Wednesday, March 8, 2023

Does Anybody Really Know What Time It Is?

My mother has, for many years, expressed her strong dislike of Daylight Saving Time. She asked me yesterday when she could cash in all the daylight hours she's saved over her 99 years.

This weekend, we'll all be grumbling about losing an hour of sleep - even those who profess to like the change. The New York Times today tells me "What To Know About Daylight Saving Time" with the following: "to farmers, daylight saving time is a disruption foisted on them by the federal government. To parents, it's a nuisance that throws bedtime into chaos."

Here's the opinion of one Potter County farmer from April 1943:

"The Enterprise is in receipt of the following which we admit we do not know how to handle so we pass it on to our readers: 'Can't you give the farmers a break in the Enterprise on daylight saving (war time, so called)?
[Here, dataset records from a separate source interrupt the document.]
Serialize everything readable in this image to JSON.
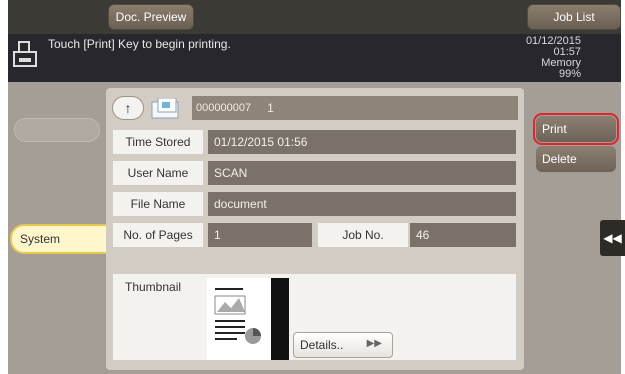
{
  "top": {
    "preview_label": "Doc. Preview",
    "joblist_label": "Job List"
  },
  "message": {
    "text": "Touch [Print] Key to begin printing.",
    "date": "01/12/2015",
    "time": "01:57",
    "memory_label": "Memory",
    "memory_value": "99%"
  },
  "sidebar": {
    "system_label": "System"
  },
  "header": {
    "job_id": "000000007",
    "count": "1"
  },
  "fields": {
    "time_stored_label": "Time Stored",
    "time_stored_value": "01/12/2015 01:56",
    "user_name_label": "User Name",
    "user_name_value": "SCAN",
    "file_name_label": "File Name",
    "file_name_value": "document",
    "pages_label": "No. of Pages",
    "pages_value": "1",
    "job_no_label": "Job No.",
    "job_no_value": "46"
  },
  "thumbnail": {
    "label": "Thumbnail",
    "details_label": "Details.."
  },
  "actions": {
    "print_label": "Print",
    "delete_label": "Delete"
  },
  "icons": {
    "printer": "printer-icon",
    "up": "upload-arrow-icon",
    "doc": "document-folder-icon",
    "details_arrow": "double-chevron-right-icon",
    "collapse": "double-chevron-left-icon"
  },
  "colors": {
    "highlight": "#e0262a",
    "system_tab": "#e8c84a"
  }
}
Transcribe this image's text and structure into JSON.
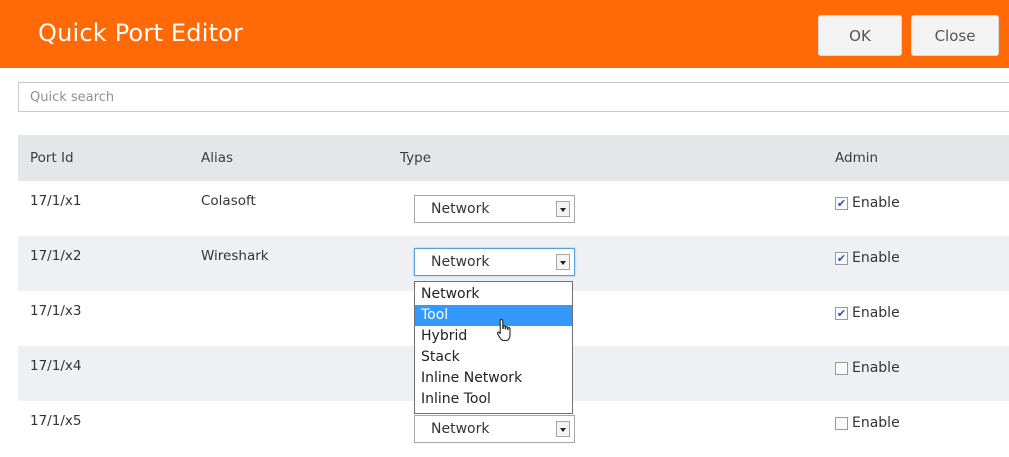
{
  "header": {
    "title": "Quick Port Editor",
    "ok_label": "OK",
    "close_label": "Close"
  },
  "search": {
    "placeholder": "Quick search"
  },
  "table": {
    "columns": {
      "port_id": "Port Id",
      "alias": "Alias",
      "type": "Type",
      "admin": "Admin"
    },
    "rows": [
      {
        "port_id": "17/1/x1",
        "alias": "Colasoft",
        "type": "Network",
        "admin_label": "Enable",
        "admin_checked": true
      },
      {
        "port_id": "17/1/x2",
        "alias": "Wireshark",
        "type": "Network",
        "admin_label": "Enable",
        "admin_checked": true
      },
      {
        "port_id": "17/1/x3",
        "alias": "",
        "type": "",
        "admin_label": "Enable",
        "admin_checked": true
      },
      {
        "port_id": "17/1/x4",
        "alias": "",
        "type": "",
        "admin_label": "Enable",
        "admin_checked": false
      },
      {
        "port_id": "17/1/x5",
        "alias": "",
        "type": "Network",
        "admin_label": "Enable",
        "admin_checked": false
      }
    ]
  },
  "dropdown": {
    "options": [
      "Network",
      "Tool",
      "Hybrid",
      "Stack",
      "Inline Network",
      "Inline Tool"
    ],
    "highlighted": "Tool"
  },
  "colors": {
    "header": "#ff6a06",
    "highlight": "#3399ff"
  }
}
I know that very many of your readers are farmers and of all the handicaps that the farmer has to contend with, this foolish law is the most vicious. I see that there is a bill up in Congress to repeal this nuisance. Every farmer ought to write to his Senator and representative asking him to use is vote and influence to get rid of this handicap. The farmers have been regimented, strangulated, handicapped, red taped and bulldozed until they are not much better than foreign peasants. It isn't any wonder that with insects, blight, floods, droughts, ceilings and red tape in nearly everything that so many farmers are throwing the sponge and departing cityward where they can make more money in a month than they can on the farm in a years,. Think it over."

30 March 1950:
Daylight saving time! The same old bugaboo is just in the offing. Here's one of those "do not use my name" letters: 'Daylight saving time is a detriment to school children and farmers especially. If others like to have an extra hour at night, they can get up an hour earlier, only leave the clock alone. The sun doesn't rise any earlier or set any later by fast time.'

23 April 1953:
Daylight Saving Time begins Sunday in Coudersport as in all other towns in this section - over the whole country, as a matter of fact. There are those who complain bitterly over tampering with the clock but since this is a country of majority rule we may as well set all the timepieces ahead Saturday night and smile. There will be arguments and we'll hear plenty of them but we've heard 'em before so what's the use. Be sure to set your clocks and watches ahead so you'll be on time for church Sunday morning and we hope the sun will shine brightly.

29 April 1954:
The change over to advanced time was made with no hitches in schedules Sunday. How different it was a few years ago when first daylight-saving was proposed, discussed and finally adopted generally. There are still people who do not like 'tinkering with time,' but we do not hear it discussed - and cussed - as a few years ago, and we do not know of any city or town that does not change over to DST.

Does anybody really know what time it is
... does anybody really care?
If so, I can't imagine why.
We've all got time enough to cry
– Robert William Lamm
Chicago

As the notes of this Chicago song flow from Arthur's trumpet as he practices downstairs, I leave you with this from my mother's father. 

"Soon will come again advanced time –daylight saving time. Some of us wonder what we did with all the daylight saved over the years."